Slowly but surely as the years rolled on the NSPCC continued to press the message about the prevalence of child sexual abuse, while encouraging victims to come forward. During this time the corrosive effects of this most insidious crime have been painfully detailed by many of those whose lives have been derailed by it. And of course the details of the hundreds of opportunistic sexual assaults committed by Jimmy Savile have been indelibly branded onto the nation’s consciousness.

It’s been a long road - particularly for those who were raped or otherwise abused as children and are now well into their later years - to bring society around to accepting that this is not to be treated as a dark secret that we really don’t want to expose to daylight. Many of those who called our helpline during the early days of the Savile investigation had never told anyone about the traumatic events of their childhoods despite the fact they had reached retirement age.

So, having buried the taboo, we seem to be in danger of giving it the kiss of life with the way some cases of alleged abuse are now being perceived.

It’s quite right that all claims of sexual assault should be investigated, tested and, where there is a case, pursued through the judicial system. No one is above the law, whether a ‘celebrity’ or a lord.

But we seem to have lost a sense of perspective when it comes to these crimes with vast resources being allocated to a handful of cases while many thousands of reported incidents are virtually on hold.

The police should never have to apologise for investigating crimes and following leads. However, if allegations are false or cannot be substantiated they should say so. This would be a strength not a weakness.

It is, of course, difficult that in many of the high-profile cases of recent times the identities of those under investigation have not been officially released by the police but have come to light through other means. Yet we have to deal with the world as it is not as we wish it would be and once names are common knowledge the results of the investigations centring on them should be made public.

When it emerges that someone in the public eye is being investigated for non-recent child abuse it obviously stirs the interest of the media whose appetite can be insatiable. This puts pressure on the police who don’t want to repeat the mistakes of the past by allowing offenders to slip through their hands.  And so there is a danger, as has been seen in recent cases, that officers lack confidence in declaring there is a lack of evidence or the allegations are not true. 
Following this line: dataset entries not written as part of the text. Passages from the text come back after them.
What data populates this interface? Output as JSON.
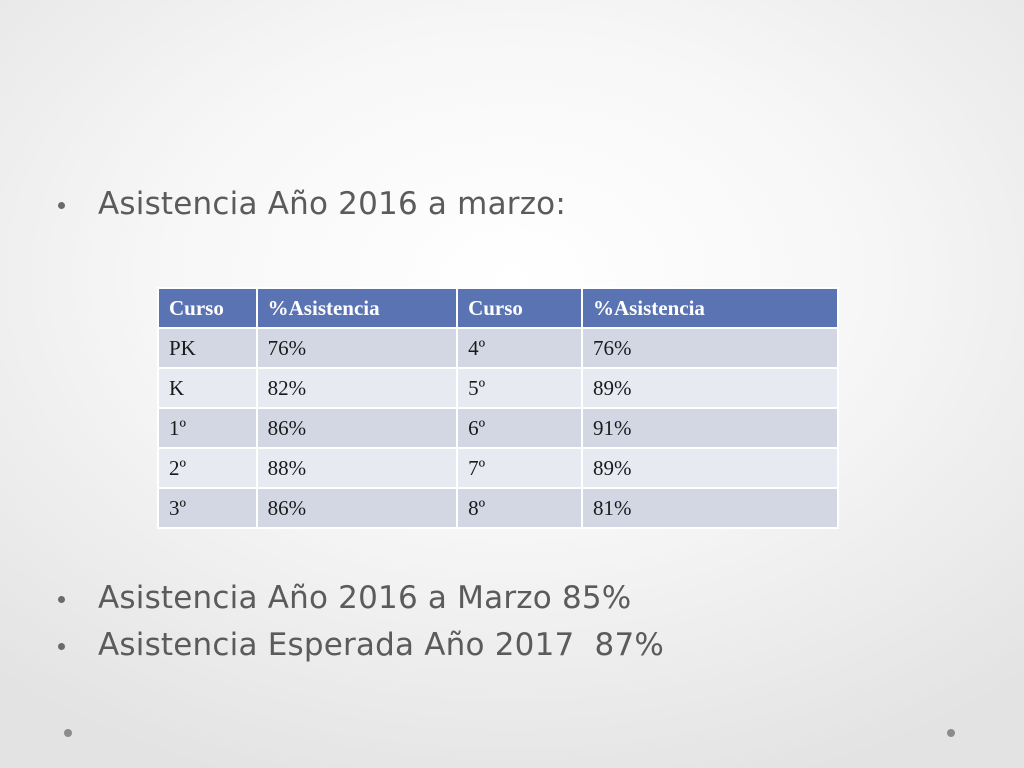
{
  "bullets": [
    "Asistencia Año 2016 a marzo:",
    "Asistencia Año 2016 a Marzo 85%",
    "Asistencia Esperada Año 2017  87%"
  ],
  "table": {
    "headers": [
      "Curso",
      "%Asistencia",
      "Curso",
      "%Asistencia"
    ],
    "rows": [
      [
        "PK",
        "76%",
        "4º",
        "76%"
      ],
      [
        "K",
        "82%",
        "5º",
        "89%"
      ],
      [
        "1º",
        "86%",
        "6º",
        "91%"
      ],
      [
        "2º",
        "88%",
        "7º",
        "89%"
      ],
      [
        "3º",
        "86%",
        "8º",
        "81%"
      ]
    ]
  },
  "colors": {
    "header_bg": "#5a73b3",
    "row_bg": "#d3d7e4",
    "row_alt_bg": "#e8eaf1",
    "text": "#5b5b5b"
  }
}
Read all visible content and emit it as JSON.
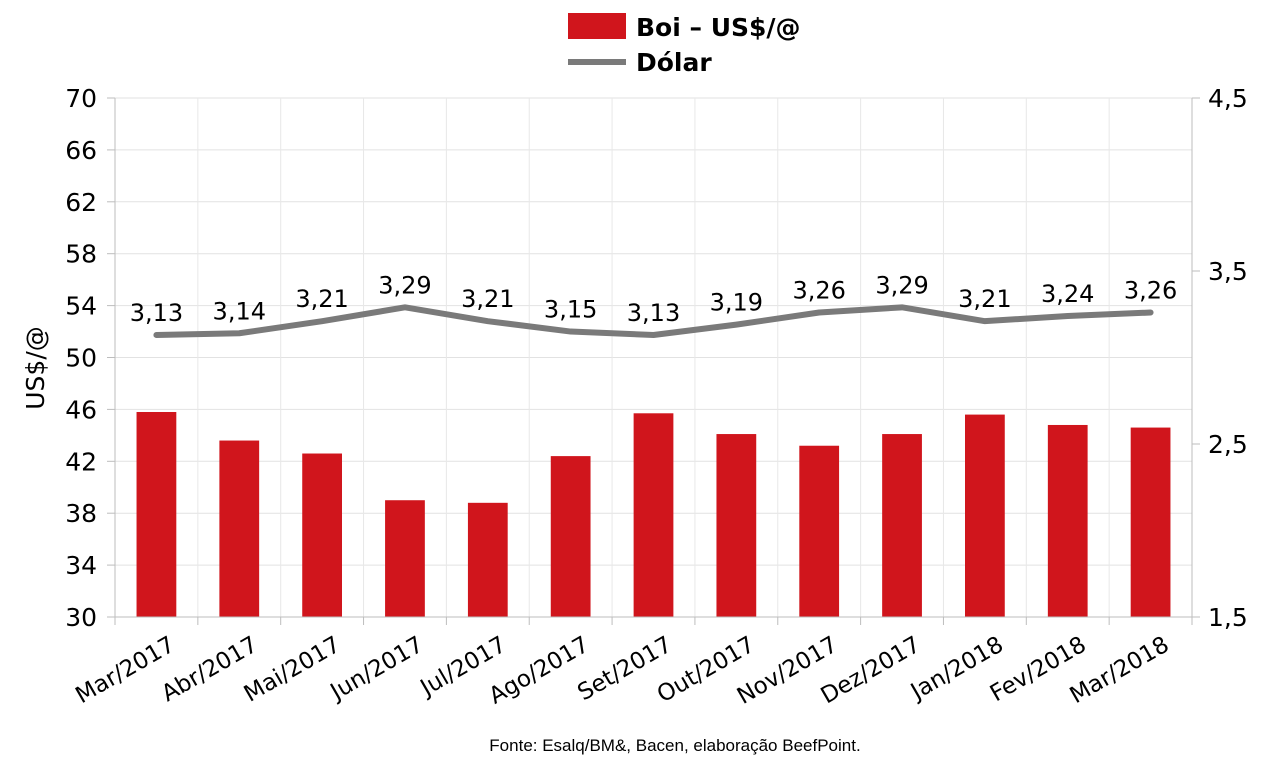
{
  "chart_data": {
    "type": "bar",
    "categories": [
      "Mar/2017",
      "Abr/2017",
      "Mai/2017",
      "Jun/2017",
      "Jul/2017",
      "Ago/2017",
      "Set/2017",
      "Out/2017",
      "Nov/2017",
      "Dez/2017",
      "Jan/2018",
      "Fev/2018",
      "Mar/2018"
    ],
    "series": [
      {
        "name": "Boi – US$/@",
        "type": "bar",
        "axis": "left",
        "color": "#d0151c",
        "values": [
          45.8,
          43.6,
          42.6,
          39.0,
          38.8,
          42.4,
          45.7,
          44.1,
          43.2,
          44.1,
          45.6,
          44.8,
          44.6
        ]
      },
      {
        "name": "Dólar",
        "type": "line",
        "axis": "right",
        "color": "#7a7a7a",
        "values": [
          3.13,
          3.14,
          3.21,
          3.29,
          3.21,
          3.15,
          3.13,
          3.19,
          3.26,
          3.29,
          3.21,
          3.24,
          3.26
        ],
        "labels": [
          "3,13",
          "3,14",
          "3,21",
          "3,29",
          "3,21",
          "3,15",
          "3,13",
          "3,19",
          "3,26",
          "3,29",
          "3,21",
          "3,24",
          "3,26"
        ]
      }
    ],
    "ylabel": "US$/@",
    "ylim": [
      30,
      70
    ],
    "yticks": [
      "30",
      "34",
      "38",
      "42",
      "46",
      "50",
      "54",
      "58",
      "62",
      "66",
      "70"
    ],
    "y2lim": [
      1.5,
      4.5
    ],
    "y2ticks": [
      "1,5",
      "2,5",
      "3,5",
      "4,5"
    ],
    "grid": true,
    "legend_position": "top-center",
    "source": "Fonte: Esalq/BM&, Bacen, elaboração BeefPoint."
  }
}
The disproportionate weight of media attention given to say, Sir Edward Heath, as opposed to the Bradford grooming gang sentenced this week, shows there is a danger the pendulum is swinging too far the other way. This threatens the painstaking work invested in ensuring the public and our institutions recognise child abuse as a very real danger. 

Whilst high profile cases have helped the cause there is now a real risk that the all-encompassing focus on them does both victims of abuse and those advocating on their behalf a fundamental disservice.

As the public watches high -profile cases collapsing amidst a media fanfare genuine convictions made across the country week in week out go virtually unannounced. If this trend continues they may start to believe that child sexual abuse isn’t the prolific problem we know it to be.

So, while detectives peer into the mists of time, searching for long lost clues, we have to face the unpalatable possibility that offences being committed today will in turn only be investigated fully in years or decades' time because there is not the manpower to deal with them right now.

So, now the Goddard Inquiry is in full swing, taking evidence about allegations of child sex crimes involving ‘well known people’ as well as institutional abuse, how do we ensure we don’t fail today’s victims?

If they start to think their stories are going to be diminished by the continuing furore over how some senior public figures have been treated by the police they will stay silent. Therefore we have to continue to encourage them to come forward, to give them the confidence of knowing they will be listened to.

If we don’t we will find ourselves back in those incestuous days where people conspired to say and do nothing to prevent child abuse.

Peter Wanless is Chief Executive of the NSPCC.